NISAR (Nasa-Isro Synthetic Aperture Radar) is the first collaboration satellite of the Indian Space Research Organisation (Isro) and the United State’s National Aeronautics and Space Administration (Nasa). NISAR, which cost $1.3 billion and weighed more than 2.8 tonnes, is the most costly earth observation satellite ever constructed.
NISAR was successfully placed into a sun-synchronous orbit after being launched by Isro on July 30 from the Satish Dhawan Space Centre in Sriharikota, Andhra Pradesh. The first-of-its-kind space project, NISAR, will investigate the solid, liquid, and frozen landforms of Earth. It is designed to track even the smallest changes in ice sheets, glaciers, forest coverage, oceans, soil moisture, earthquakes, and volcanic activity.
The world will be imaged once every twelve days by NISAR’s sophisticated twin radars. With the ability to see through clouds and provide all-weather imaging of the globe, the advanced radar systems on board combine two synthetic aperture radar (SAR) systems: an L-band system and an S-band system.

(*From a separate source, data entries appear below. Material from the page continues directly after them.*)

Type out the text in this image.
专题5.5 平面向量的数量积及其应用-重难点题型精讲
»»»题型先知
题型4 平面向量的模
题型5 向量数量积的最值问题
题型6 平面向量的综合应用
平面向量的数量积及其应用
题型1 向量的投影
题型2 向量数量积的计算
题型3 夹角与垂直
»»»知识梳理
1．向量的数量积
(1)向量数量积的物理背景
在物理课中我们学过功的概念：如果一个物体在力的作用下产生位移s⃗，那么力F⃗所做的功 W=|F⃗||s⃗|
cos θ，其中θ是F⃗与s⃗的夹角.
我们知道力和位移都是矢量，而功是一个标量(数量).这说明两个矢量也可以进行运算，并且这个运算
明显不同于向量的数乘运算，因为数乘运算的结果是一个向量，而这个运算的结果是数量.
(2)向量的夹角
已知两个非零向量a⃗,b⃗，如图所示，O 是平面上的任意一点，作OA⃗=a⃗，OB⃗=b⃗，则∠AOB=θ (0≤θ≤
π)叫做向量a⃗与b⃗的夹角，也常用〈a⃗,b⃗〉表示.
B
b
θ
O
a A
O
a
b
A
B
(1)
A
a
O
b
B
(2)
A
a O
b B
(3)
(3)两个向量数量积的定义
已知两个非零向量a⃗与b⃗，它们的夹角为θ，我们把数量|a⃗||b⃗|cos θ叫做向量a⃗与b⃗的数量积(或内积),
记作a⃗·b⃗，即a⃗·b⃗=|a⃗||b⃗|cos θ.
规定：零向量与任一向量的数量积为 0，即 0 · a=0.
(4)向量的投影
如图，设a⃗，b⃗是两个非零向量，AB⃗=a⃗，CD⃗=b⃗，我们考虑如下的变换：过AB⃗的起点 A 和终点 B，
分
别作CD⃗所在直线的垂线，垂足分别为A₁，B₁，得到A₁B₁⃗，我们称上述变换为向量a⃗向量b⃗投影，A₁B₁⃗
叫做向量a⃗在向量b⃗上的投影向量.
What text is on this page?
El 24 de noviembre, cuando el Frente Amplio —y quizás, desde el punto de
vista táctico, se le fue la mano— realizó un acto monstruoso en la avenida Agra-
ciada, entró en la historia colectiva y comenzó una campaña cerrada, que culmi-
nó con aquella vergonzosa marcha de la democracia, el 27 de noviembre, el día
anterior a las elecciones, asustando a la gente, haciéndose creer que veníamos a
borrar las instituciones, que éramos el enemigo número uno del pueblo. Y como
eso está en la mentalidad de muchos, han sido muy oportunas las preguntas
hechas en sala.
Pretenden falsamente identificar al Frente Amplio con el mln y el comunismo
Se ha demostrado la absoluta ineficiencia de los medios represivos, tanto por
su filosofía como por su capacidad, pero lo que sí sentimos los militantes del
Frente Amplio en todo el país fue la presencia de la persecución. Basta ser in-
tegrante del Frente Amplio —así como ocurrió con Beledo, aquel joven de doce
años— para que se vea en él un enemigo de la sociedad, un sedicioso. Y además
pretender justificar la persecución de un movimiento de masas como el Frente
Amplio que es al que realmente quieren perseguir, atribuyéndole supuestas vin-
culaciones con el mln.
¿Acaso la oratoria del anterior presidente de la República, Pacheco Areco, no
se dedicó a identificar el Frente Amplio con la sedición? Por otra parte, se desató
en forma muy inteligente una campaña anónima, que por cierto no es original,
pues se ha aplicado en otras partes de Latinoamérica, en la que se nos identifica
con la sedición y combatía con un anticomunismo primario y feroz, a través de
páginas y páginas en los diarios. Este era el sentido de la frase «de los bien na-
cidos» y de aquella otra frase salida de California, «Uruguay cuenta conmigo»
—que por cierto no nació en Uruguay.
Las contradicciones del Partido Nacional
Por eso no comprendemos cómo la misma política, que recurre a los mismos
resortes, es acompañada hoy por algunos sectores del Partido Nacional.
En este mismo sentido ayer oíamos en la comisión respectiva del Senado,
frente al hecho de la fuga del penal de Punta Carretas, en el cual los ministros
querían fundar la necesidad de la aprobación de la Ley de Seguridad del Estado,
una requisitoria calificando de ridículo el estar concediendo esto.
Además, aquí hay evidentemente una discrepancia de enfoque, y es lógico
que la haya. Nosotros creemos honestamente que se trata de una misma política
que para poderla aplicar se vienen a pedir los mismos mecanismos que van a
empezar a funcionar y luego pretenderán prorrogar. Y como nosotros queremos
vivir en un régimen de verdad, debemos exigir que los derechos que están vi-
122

“The data NISAR is poised to gather will have a major impact on how global communities and stakeholders improve infrastructure, prepare for and recover from natural disasters, and maintain food security, from innovative technology to research and modeling to delivering science to help inform decisions,” stated Karen St Germain, director, Earth Science Division at the NASA headquarters.
The antenna and other satellite components are presently being fine-tuned by the NASA and ISRO teams.
NISAR will stay in its calibration and testing phase following the antenna’s deployment. NISAR will remain under a 65-day engineering phase, during which the preliminary tests and calibration will be performed. On day 65 (tentatively early October), the first, full-frame scientific data will be taken and the science teams will check for its quality and other parameters.
The NISAR team has stated that the mission’s actual science phase will begin on day 70, which is provisionally scheduled for mid-October. Data will be made available for usage as soon as it is received in the required quality.
NISAR’s scientific commissioning phase is scheduled to begin on day 90, which is tentatively early November.